Glenna Montague Latimer was a driving force for art in her community of Norfolk, Virginia. Born in nearby Newport News, she was also a multi-talented practitioner with a successful career as a painter, portraitist, muralist, and illustrator. In the companion catalogue to her 1942 solo exhibition at the Virginia Museum of Fine Arts, the museum’s director paid her this tribute: “Both in her teaching and in her own painting there is solidity and imagination. . . . Not only the city of Norfolk, but the state of Virginia owes her recognition and appreciation for her very large contribution to the development of Virginia art and artists.”
A childhood inclination for art persisted through Latimer’s student days at Maury High School. She was accepted to the Pennsylvania Academy of the Fine Arts where she studied with Daniel Garber, Hugh Breckenridge, Arthur B. Carles, and Henry McCarter. During her years there, she won numerous awards including, in 1912 and 1913, the prestigious William Emlen Cresson Memorial Traveling Scholarship for travel abroad. She returned to Virginia and settled in Norfolk; in 1930, she became the first president of the Norfolk Art Corner, an organization dedicated to nurturing Tidewater artists by conducting classes and exhibiting their work.

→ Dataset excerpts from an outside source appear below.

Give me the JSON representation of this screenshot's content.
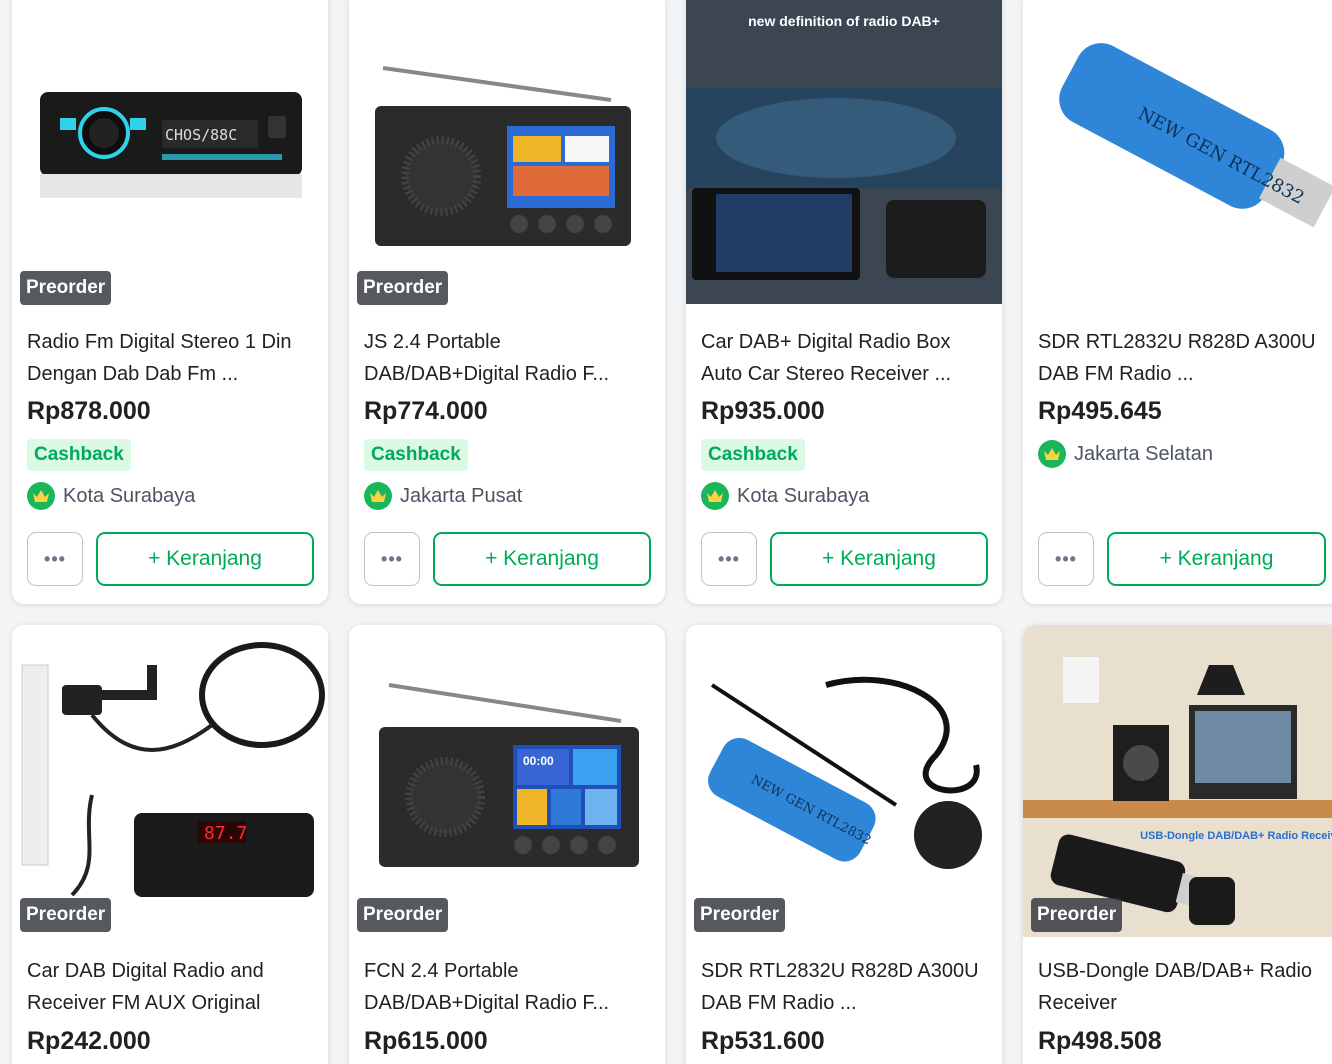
{
  "labels": {
    "preorder": "Preorder",
    "cashback": "Cashback",
    "cart_button": "+ Keranjang",
    "more_button": "•••"
  },
  "colors": {
    "accent_green": "#00aa5b",
    "cashback_bg": "#dbf9e4",
    "badge_bg": "#31353b"
  },
  "products": [
    {
      "title": "Radio Fm Digital Stereo 1 Din Dengan Dab Dab Fm ...",
      "price": "Rp878.000",
      "cashback": true,
      "location": "Kota Surabaya",
      "image_icon": "car-stereo-image",
      "image_text": "CHOS/88C"
    },
    {
      "title": "JS 2.4 Portable DAB/DAB+Digital Radio F...",
      "price": "Rp774.000",
      "cashback": true,
      "location": "Jakarta Pusat",
      "image_icon": "portable-radio-image"
    },
    {
      "title": "Car DAB+ Digital Radio Box Auto Car Stereo Receiver ...",
      "price": "Rp935.000",
      "cashback": true,
      "location": "Kota Surabaya",
      "image_icon": "dab-box-image",
      "image_text": "new definition of radio DAB+"
    },
    {
      "title": "SDR RTL2832U R828D A300U DAB FM Radio ...",
      "price": "Rp495.645",
      "cashback": false,
      "location": "Jakarta Selatan",
      "image_icon": "usb-dongle-image",
      "image_text": "NEW GEN RTL2832"
    },
    {
      "title": "Car DAB Digital Radio and Receiver FM AUX Original",
      "price": "Rp242.000",
      "image_icon": "car-dab-receiver-image",
      "image_text": "87.7"
    },
    {
      "title": "FCN 2.4 Portable DAB/DAB+Digital Radio F...",
      "price": "Rp615.000",
      "image_icon": "portable-radio-image",
      "image_text": "00:00"
    },
    {
      "title": "SDR RTL2832U R828D A300U DAB FM Radio ...",
      "price": "Rp531.600",
      "image_icon": "usb-dongle-antenna-image",
      "image_text": "NEW GEN RTL2832"
    },
    {
      "title": "USB-Dongle DAB/DAB+ Radio Receiver",
      "price": "Rp498.508",
      "image_icon": "room-dongle-image",
      "image_text": "USB-Dongle DAB/DAB+ Radio Receiver"
    }
  ]
}
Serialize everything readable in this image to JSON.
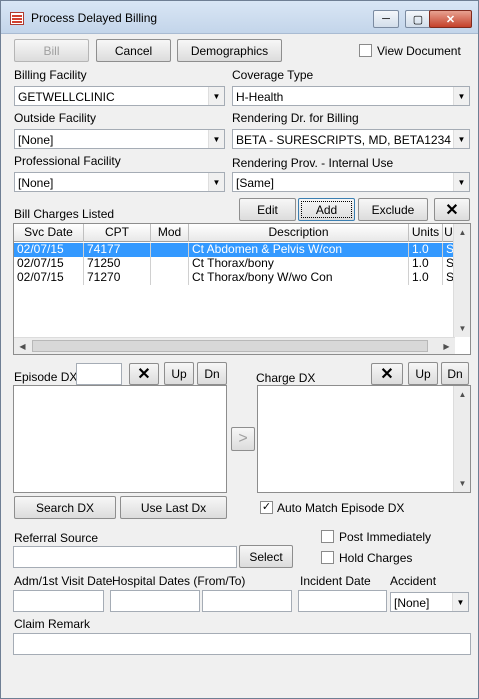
{
  "window": {
    "title": "Process Delayed Billing",
    "close_icon": "close-icon"
  },
  "toolbar": {
    "bill": "Bill",
    "cancel": "Cancel",
    "demographics": "Demographics",
    "view_document": "View Document"
  },
  "billing_facility": {
    "label": "Billing Facility",
    "value": "GETWELLCLINIC"
  },
  "coverage_type": {
    "label": "Coverage Type",
    "value": "H-Health"
  },
  "outside_facility": {
    "label": "Outside Facility",
    "value": "[None]"
  },
  "rendering_dr": {
    "label": "Rendering Dr. for Billing",
    "value": "BETA - SURESCRIPTS, MD, BETA1234"
  },
  "professional_facility": {
    "label": "Professional Facility",
    "value": "[None]"
  },
  "rendering_prov": {
    "label": "Rendering Prov. - Internal Use",
    "value": "[Same]"
  },
  "charges": {
    "label": "Bill Charges Listed",
    "edit": "Edit",
    "add": "Add",
    "exclude": "Exclude",
    "columns": [
      "Svc Date",
      "CPT",
      "Mod",
      "Description",
      "Units",
      "U"
    ],
    "rows": [
      {
        "svc_date": "02/07/15",
        "cpt": "74177",
        "mod": "",
        "description": "Ct Abdomen & Pelvis W/con",
        "units": "1.0",
        "u": "S",
        "selected": true
      },
      {
        "svc_date": "02/07/15",
        "cpt": "71250",
        "mod": "",
        "description": "Ct Thorax/bony",
        "units": "1.0",
        "u": "S",
        "selected": false
      },
      {
        "svc_date": "02/07/15",
        "cpt": "71270",
        "mod": "",
        "description": "Ct Thorax/bony W/wo Con",
        "units": "1.0",
        "u": "S",
        "selected": false
      }
    ]
  },
  "episode_dx": {
    "label": "Episode DX",
    "up": "Up",
    "dn": "Dn"
  },
  "charge_dx": {
    "label": "Charge DX",
    "up": "Up",
    "dn": "Dn"
  },
  "move_arrow": ">",
  "search_dx": "Search DX",
  "use_last_dx": "Use Last Dx",
  "auto_match": {
    "label": "Auto Match Episode DX",
    "checked": true
  },
  "referral_source": {
    "label": "Referral Source",
    "select": "Select"
  },
  "post_immediately": "Post Immediately",
  "hold_charges": "Hold Charges",
  "adm_visit_date": "Adm/1st Visit Date",
  "hospital_dates": "Hospital Dates (From/To)",
  "incident_date": "Incident Date",
  "accident": {
    "label": "Accident",
    "value": "[None]"
  },
  "claim_remark": "Claim Remark"
}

Throughout her active career, Latimer was accepted to important juried exhibitions at her alma mater and the Virginia Museum of Fine Arts, as well as the 1941 Corcoran Gallery biennial and the 1939 World’s Fair in New York; her entries usually featured a variety of subjects including still lifes and figurative work. Victorian Arrangement was a purchase prize at a 1939 Virginia Museum of Fine Arts exhibition of Virginia artists. When the Richmond museum later lent the piece to a 1943 exhibition at the Norfolk Museum of Arts and Sciences (now the Chrysler Museum of Art), a critic for the Virginian-Pilot noted that the canvas was “one of the most effective examples of [Latimer’s] talent for color harmony.”
Latimer executed several murals, such as the one for the courthouse in Norfolk. Her most notable commission, however, came early in her career. In 1927, she was selected to create interior murals for several spaces on the transatlantic liner SS America, which was undergoing renovations in Newport News. The artist, then thirty years old, was praised in a local newspaper as “a Virginia girl . . . at work on a unique job.” The commission, which was completed in the spring of 1928, included a portrait of Amerigo Vespucci for the ship’s main salon, a large map of the United States, and a series of whimsical panels for the onboard nursery. Latimer also illustrated a series of children’s books, creating lively images of animals—in particular dogs and a bunny called “lappy cushion-tail”— that lived in the great swamp of Virginia.
At the age of sixty-four, Glenna Latimer wed for the first time and is sometimes referenced by her married name of Glenna Latimer Davies. She was a member of the National Association of Women in the Arts which was founded to achieve greater recognition for professional women artists.